Por otra parte, la misión que confía Dios a cada ser humano no puede ser olvidado. Ante la llamada de Dios, a la persona corresponde la responsabilidad de la escucha, la sinceridad de la respuesta y la fidelidad a la misión encomendada. Esas tres actitudes revelan la autenticidad de la vocación del profeta Samuel.

LAS PREGUNTAS

También el evangelio que hoy se proclama contiene el relato de una vocación (Jn 1,35-42). Si la de Samuel pasaba por la mediación de su familia, la de los primeros discípulos de Jesús pasa por la mediación de Juan el Bautista. Sus acciones y su palabra orientan la atención de sus discípulos hacia la figura de Jesús, el Cordero de Dios.

El texto recoge tres frases de Jesús. Una pregunta, una invitación y una promesa. La primera interpela a los que andan buscando un sentido para su vida: “¿Qué buscáis?” Ser persona es una tarea siempre inacabada. Y lo es también el ser creyente. La búsqueda nos define.
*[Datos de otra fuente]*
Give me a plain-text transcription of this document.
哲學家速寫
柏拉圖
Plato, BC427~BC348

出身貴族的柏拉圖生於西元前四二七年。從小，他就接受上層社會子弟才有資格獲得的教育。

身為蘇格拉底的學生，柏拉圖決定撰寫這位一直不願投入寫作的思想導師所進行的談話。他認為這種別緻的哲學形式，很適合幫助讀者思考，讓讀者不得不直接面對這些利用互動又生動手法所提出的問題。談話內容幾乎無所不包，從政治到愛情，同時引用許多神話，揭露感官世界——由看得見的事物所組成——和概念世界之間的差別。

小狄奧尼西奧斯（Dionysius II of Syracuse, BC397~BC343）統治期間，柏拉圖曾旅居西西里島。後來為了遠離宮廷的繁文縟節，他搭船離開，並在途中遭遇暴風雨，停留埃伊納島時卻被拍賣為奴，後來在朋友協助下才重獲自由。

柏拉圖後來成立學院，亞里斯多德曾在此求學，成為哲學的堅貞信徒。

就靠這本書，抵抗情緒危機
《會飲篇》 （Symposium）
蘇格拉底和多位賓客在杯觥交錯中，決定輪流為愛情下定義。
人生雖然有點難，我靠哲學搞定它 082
No puede uno estancarse en las metas conquistadas.

La segunda frase abre la mirada hacia un horizonte insospechado: “Venid y lo veréis”. Aquellos jóvenes hebreos pertenecían a un pueblo al que sus escritos sagrados invitaban a “escuchar” la palabra de Dios. Ahora llegaba la hora de “ver”. Los discípulos habrían de ser testigos de las obras de Dios.

La tercera frase era una promesa a Simón. El cambio de nombre sugería siempre el cambio de misión. Simón habría de llamarse Cefas, es decir, Piedra. Sobre Él construiría Jesús una nueva comunidad, caracterizada por el seguimiento del Maestro y la fraternidad entre los discípulos.

Y LAS RESPUESTAS

También en boca de los discípulos coloca el evangelio dos frases inolvidables. La primera encierra una confesión y una pregunta. La segunda es un gozoso anuncio que trasciende el lugar y los tiempos.
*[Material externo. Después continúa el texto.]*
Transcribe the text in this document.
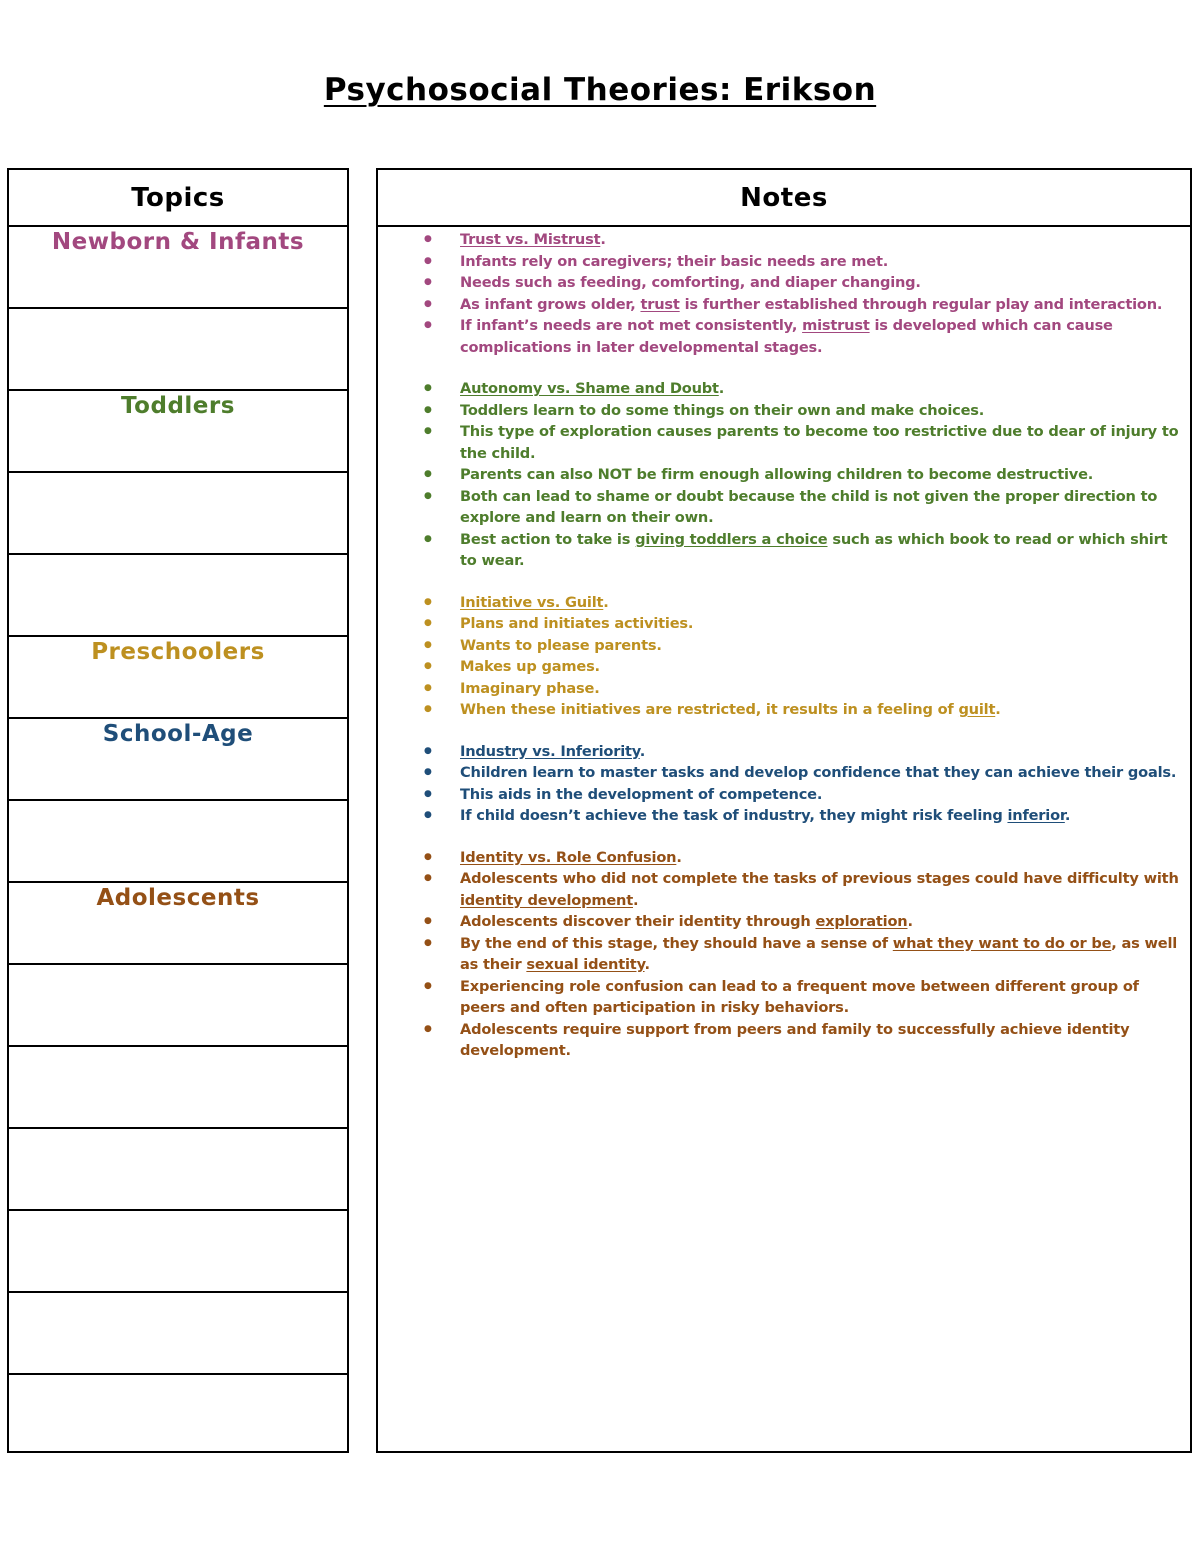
Psychosocial Theories: Erikson
Topics
Newborn & Infants
Toddlers
Preschoolers
School-Age
Adolescents
Notes
● Trust vs. Mistrust.
● Infants rely on caregivers; their basic needs are met.
● Needs such as feeding, comforting, and diaper changing.
● As infant grows older, trust is further established through regular play and interaction.
● If infant’s needs are not met consistently, mistrust is developed which can cause complications in later developmental stages.
● Autonomy vs. Shame and Doubt.
● Toddlers learn to do some things on their own and make choices.
● This type of exploration causes parents to become too restrictive due to dear of injury to the child.
● Parents can also NOT be firm enough allowing children to become destructive.
● Both can lead to shame or doubt because the child is not given the proper direction to explore and learn on their own.
● Best action to take is giving toddlers a choice such as which book to read or which shirt to wear.
● Initiative vs. Guilt.
● Plans and initiates activities.
● Wants to please parents.
● Makes up games.
● Imaginary phase.
● When these initiatives are restricted, it results in a feeling of guilt.
● Industry vs. Inferiority.
● Children learn to master tasks and develop confidence that they can achieve their goals.
● This aids in the development of competence.
● If child doesn’t achieve the task of industry, they might risk feeling inferior.
● Identity vs. Role Confusion.
● Adolescents who did not complete the tasks of previous stages could have difficulty with identity development.
● Adolescents discover their identity through exploration.
● By the end of this stage, they should have a sense of what they want to do or be, as well as their sexual identity.
● Experiencing role confusion can lead to a frequent move between different group of peers and often participation in risky behaviors.
● Adolescents require support from peers and family to successfully achieve identity development.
  • “Rabí (que significa Maestro), ¿dónde vives”. La persona de Jesús es rica e interpelante. Cada uno la ve desde un punto de vista diferente. El creyente lo reconoce como Maestro y está dispuesto a asimilar sus enseñanzas. Y sabe que para vivir como Él ha de aprender a convivir con Él y vivir donde Él vive.
  • “Hemos encontrado al Mesías”. Hay una relación entre la búsqueda y el hallazgo. Por gracia y don de Dios podemos pasar de buscar algo  a encontrarnos a Alguien. Los discípulos verdaderos saben que han encontrado al Mesías. Y lo proclaman con la convicción y la alegría de quien ha encontrado al Salvador.

Evidentemente estas respuestas de los discípulos primeros se aplican también a los discípulos de hoy. Reconocer a Jesús como Maestro y como Mesías compromete la vida de la persona. Y, sobre todo, orienta toda la existencia.  Los cristianos sabemos que hemos sido llamados a ser discípulos y enviados. Y por ello damos gracias a Dios cada día.

– Señor Jesús, vuélvete a nosotros, pregúntanos cada día por el sentido de nuestra búsqueda y danos luz para encontrarte y valentía para anunciar el valor de ese encuentro. Amén.